Донна Инеса хотѣла было говорить, но не могла. Совершенно подавленная, она разразилась громкими рыданіями. Видъ этого блѣднаго, неподвижнаго лица, безъ всякаго слѣда слезъ, наконецъ, остановилъ ее. И она собралась съ силами, чтобы продолжать.
-- Я увидѣла его. Блѣдный и исхудалый, но онъ не очень измѣнился. То же самое милое, знакомое лицо, которое я въ послѣдній разъ видѣла въ этой комнатѣ, когда онъ игралъ съ моимъ ребенкомъ. Въ немъ не было грусти, точно онъ не страдалъ; или его страданія происходили такъ давно, что онъ позабылъ о нихъ. Спокойное тихое лицо, съ безстрашнымъ взглядомъ, который, казалось, видѣлъ все, но ничто не смущало его. Я сдерживалась, пока они читали приговоръ и наконецъ дошли до него. Но когда я увидѣла, какъ альгвазилъ ударилъ его,-- этотъ ударъ былъ знакомъ того, что его передавали въ руки свѣтсвой власти,-- я не въ состояніи была выносить болѣе. Кажется, я вскрикнула. Но я не помню, что было со мною, пока донъ-Гарчіа и мой братъ донъ-Мануэль не вывели меня изъ толпы.

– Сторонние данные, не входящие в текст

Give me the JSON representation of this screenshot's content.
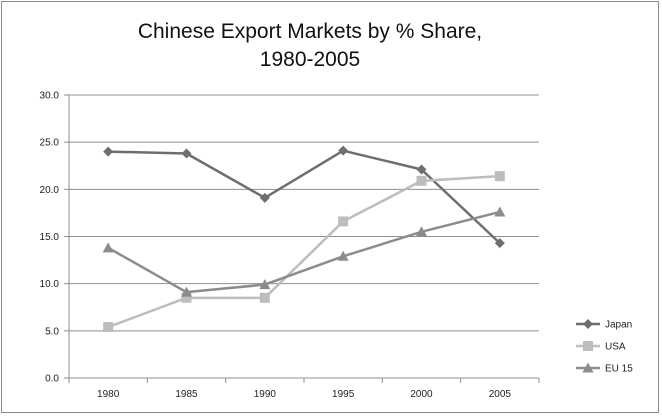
{
  "chart_data": {
    "type": "line",
    "title_line1": "Chinese Export Markets by % Share,",
    "title_line2": "1980-2005",
    "xlabel": "",
    "ylabel": "",
    "categories": [
      "1980",
      "1985",
      "1990",
      "1995",
      "2000",
      "2005"
    ],
    "ylim": [
      0,
      30
    ],
    "yticks": [
      0,
      5,
      10,
      15,
      20,
      25,
      30
    ],
    "ytick_labels": [
      "0.0",
      "5.0",
      "10.0",
      "15.0",
      "20.0",
      "25.0",
      "30.0"
    ],
    "grid": "horizontal",
    "legend_position": "right",
    "series": [
      {
        "name": "Japan",
        "values": [
          24.0,
          23.8,
          19.1,
          24.1,
          22.1,
          14.3
        ],
        "color": "#6e6e6e",
        "marker": "diamond"
      },
      {
        "name": "USA",
        "values": [
          5.4,
          8.5,
          8.5,
          16.6,
          20.9,
          21.4
        ],
        "color": "#bdbdbd",
        "marker": "square"
      },
      {
        "name": "EU 15",
        "values": [
          13.8,
          9.1,
          9.9,
          12.9,
          15.5,
          17.6
        ],
        "color": "#8c8c8c",
        "marker": "triangle"
      }
    ]
  }
}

-- Ни одного слова? Не было произнесено ни одного слова? -- спросилъ донъ-Жуанъ не своимъ голосомъ.
-- Нѣтъ; но я слышала отъ близко стоявшихъ, что онъ говорилъ съ этимъ погонщикомъ муловъ еще на дворѣ Тріаны и старался утѣшить одну бѣдную женщину, которую звали Марія Гонзалесъ.
Теперь все было сказано. Обезумѣвшій отъ ярости Жуанъ выбѣжалъ изъ комнаты,-- изъ дому. И ничего не сознавая, безъ всякой опредѣленной цѣли, черезъ нѣсколько минутъ очутился на пути въ Доминиканскому монастырю, находившемуся рядомъ съ Тріаной.
Слуга, все время ожидавшій его у воротъ, послѣдовалъ за нимъ и едва нагналъ его, чтобы спросить о приказаніяхъ на завтра.
-- Иди теперь спать! -- отвѣчалъ строгимъ голосомъ Жуанъ на его распросы.-- Иди спать и завтра встрѣтишь меня у главныхъ воротъ Санъ-Изодро!
Онъ ничего ясно не сознавалъ въ этотъ моментъ, кромѣ одного, что онъ долженъ какъ можно скорѣе отряхнуть съ своихъ ногъ прахъ этого нечестиваго, жестокаго города. И Санъ-Изодро представлялось его отуманенному мозгу, какъ единствепное ближайшее убѣжище за его стѣною.